La joie de Kenji Grillon, champion du monde des -84 kg en novembre 2012 à Paris.

Boudés des médias, ils sont peu nombreux, les karatékas, à avoir dépassé un tant soit peu le cadre de leur discipline depuis 40 ans que les championnats du monde existent. Le légendaire Dominique Valéra dans les années 70, l’enfant terrible Manu Pinda, double champion du monde en 1984 et 1988, le félin peroxydé Alex Biamonti à la fin des années 90, le Star Académicien Christophe Pinna, champion du monde en 2000… On peut objectivement les compter sur les doigts d’une seule main. Quitte à ne pas retranscrire le nom de quelques immenses champions de la discipline contenus dans le petit landerneau du karatégi, y compris celui de Yann Baillon, quadruple médaillé mondial et dernier champion du monde… en 2002. Dix ans déjà !

Kenji Grillon, champion du monde en novembre 2012 à Paris avec un karaté de haut vol et une tête bien faite en guise de CV, est-il le nouveau Biamonti ? Il a tout pour ça. L’intéressé, lui, ne fuit pas devant la question. Sa réplique est même aussi nette qu’un mawashi-geri « Je prends le flambeau et j’assume ! Une carrière, c’est fait de médailles et, quel que soit ton niveau de notoriété, il faut toujours que la compétition soit une priorité, au centre du projet. Mais, si personne n’est là pour les raconter… En 2013, ce sont les médias qui font ta reconnaissance, il faut en être conscient et faire cette partie du job aussi », assure cet étudiant en journalisme à Sportcom’, qui se verrait bien au milieu des micros et des caméras une fois sa mission achevée. « Lors de mes expériences en plateau à la télé et à la radio (Il fut notamment invité sur RMC Sports, France Ô et BeIn Sport suite à son titre mondial, NDLR), j’ai ressenti cette même adrénaline qu’avant le début d’une compétition. Je ne crois pas pouvoir retrouver ça en presse écrite. »
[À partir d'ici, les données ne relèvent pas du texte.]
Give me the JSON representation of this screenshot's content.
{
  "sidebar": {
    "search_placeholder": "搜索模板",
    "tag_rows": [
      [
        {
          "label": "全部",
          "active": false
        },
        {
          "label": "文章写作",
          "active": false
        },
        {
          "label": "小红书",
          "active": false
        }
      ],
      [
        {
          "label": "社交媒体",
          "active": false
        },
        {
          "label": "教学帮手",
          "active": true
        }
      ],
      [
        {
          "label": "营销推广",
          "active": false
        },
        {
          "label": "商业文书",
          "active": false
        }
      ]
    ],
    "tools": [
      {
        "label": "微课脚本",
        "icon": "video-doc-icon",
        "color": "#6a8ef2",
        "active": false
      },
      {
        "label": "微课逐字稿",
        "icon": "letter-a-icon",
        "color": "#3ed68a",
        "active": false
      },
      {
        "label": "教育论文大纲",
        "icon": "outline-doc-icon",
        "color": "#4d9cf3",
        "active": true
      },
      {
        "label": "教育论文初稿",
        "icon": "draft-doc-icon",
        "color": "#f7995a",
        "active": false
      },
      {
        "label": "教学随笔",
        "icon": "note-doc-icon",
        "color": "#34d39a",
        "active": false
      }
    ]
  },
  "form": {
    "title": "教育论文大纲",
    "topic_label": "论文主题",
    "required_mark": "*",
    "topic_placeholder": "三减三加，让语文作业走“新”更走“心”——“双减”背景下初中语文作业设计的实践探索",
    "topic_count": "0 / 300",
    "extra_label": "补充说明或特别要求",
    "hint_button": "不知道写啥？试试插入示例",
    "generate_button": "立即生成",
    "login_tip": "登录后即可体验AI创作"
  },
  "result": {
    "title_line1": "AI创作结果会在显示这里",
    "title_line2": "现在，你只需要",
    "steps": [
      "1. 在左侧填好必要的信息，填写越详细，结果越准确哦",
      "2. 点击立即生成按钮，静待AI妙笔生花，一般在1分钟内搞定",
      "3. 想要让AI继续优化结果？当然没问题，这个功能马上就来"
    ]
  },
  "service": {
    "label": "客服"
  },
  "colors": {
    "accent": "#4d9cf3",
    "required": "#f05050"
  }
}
Un gyaku pour le journaliste, un ! Bonne élocution, belle gueule, un prénom « made in Japan » que l’on n’oublie pas dans les arts martiaux, Kenji Grillon, c’est une belle histoire, celle d’un grand champion qui s’éveille après avoir foulé ses premiers tapis en compagnie de son père Éric, gardien de gymnase à Bobigny. Un père présent juste ce qu’il faut, choisi comme sparring pour les échauffements. « C’est lui qui me dit: "Tu dois être un lion sur le tatami." Mais son message a toujours été clair : "Tu dois prendre du plaisir dans chaque chose" », insiste le combattant licencié à Garges-lès-Gonesse.

"Sa détermination était déjà remarquable"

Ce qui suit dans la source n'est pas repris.